The Dalles City Council received a report on water and sewer rates on Monday evening. The report, based on recently compiled data from the League of Oregon Cities, showed water rates in The Dalles are higher than average and wastewater rates are lower. Mayor Steve Lawrence says he wasn’t sure how to completely evaluate how to use the information as presented, noting he was looking for any possible way to reduce the rate burden on residents. Lawrence pointed out water rates in The Dalles remained unchanged between 1994 and 2006 with no capital improvements taking place, so the City is in catch-up mode. In other business, Councilors approved an agreement with Wasco County to take over responsibility for roads in annexed areas the City had not accepted into its street system. The two agencies will chip seal the roads, then the City will accept them. The County approved the agreement last week.

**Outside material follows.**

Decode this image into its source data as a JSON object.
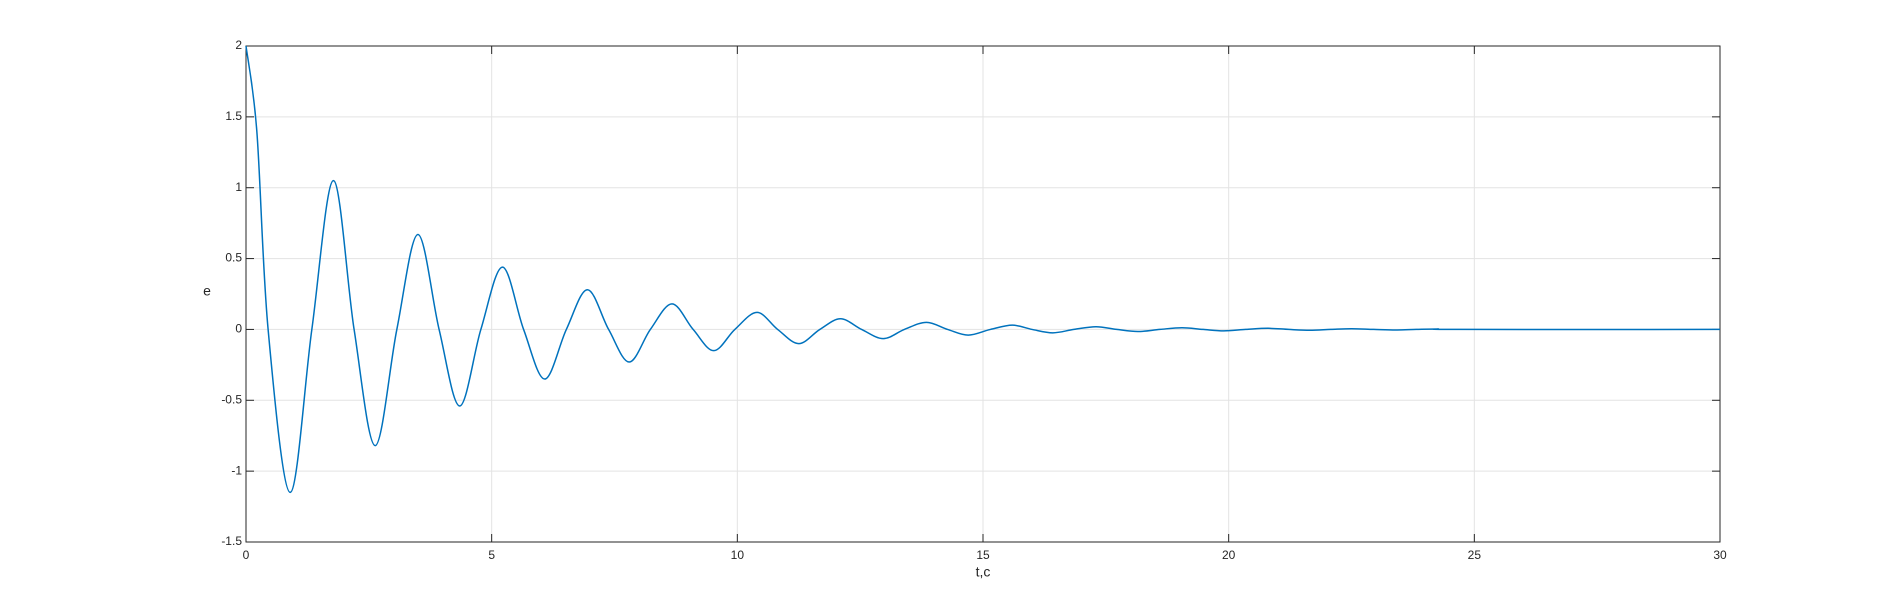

A Hermiston man died after being involved in an accident while driving the wrong way on Interstate 84 in Gilliam County. According to the Oregon State Police, Tyler Brown was driving an SUV eastbound in the westbound lanes of I-84 near milepost 114 at about 11:15 p.m. Monday when he struck a semi-truck head on. Both vehicles came to rest in the travel lanes and caught fire. The driver of the truck, 61-year-old Michael McCright of Redmond, managed to escape the fire as both vehicles became fully engulfed. McCright was not injured, while Brown was declared deceased on scene. The truck was loaded with recently harvested salmon, which took hours for fire crews to fully extinguish. Both directions of I-84 were closed for almost four hours until one lane in each direction could be opened. Crews were still on the scene Tuesday morning cleaning the highway. Sherman County Fire, Rufus Rural Fire Department and the Oregon Department of Transportation assisted OSP officers.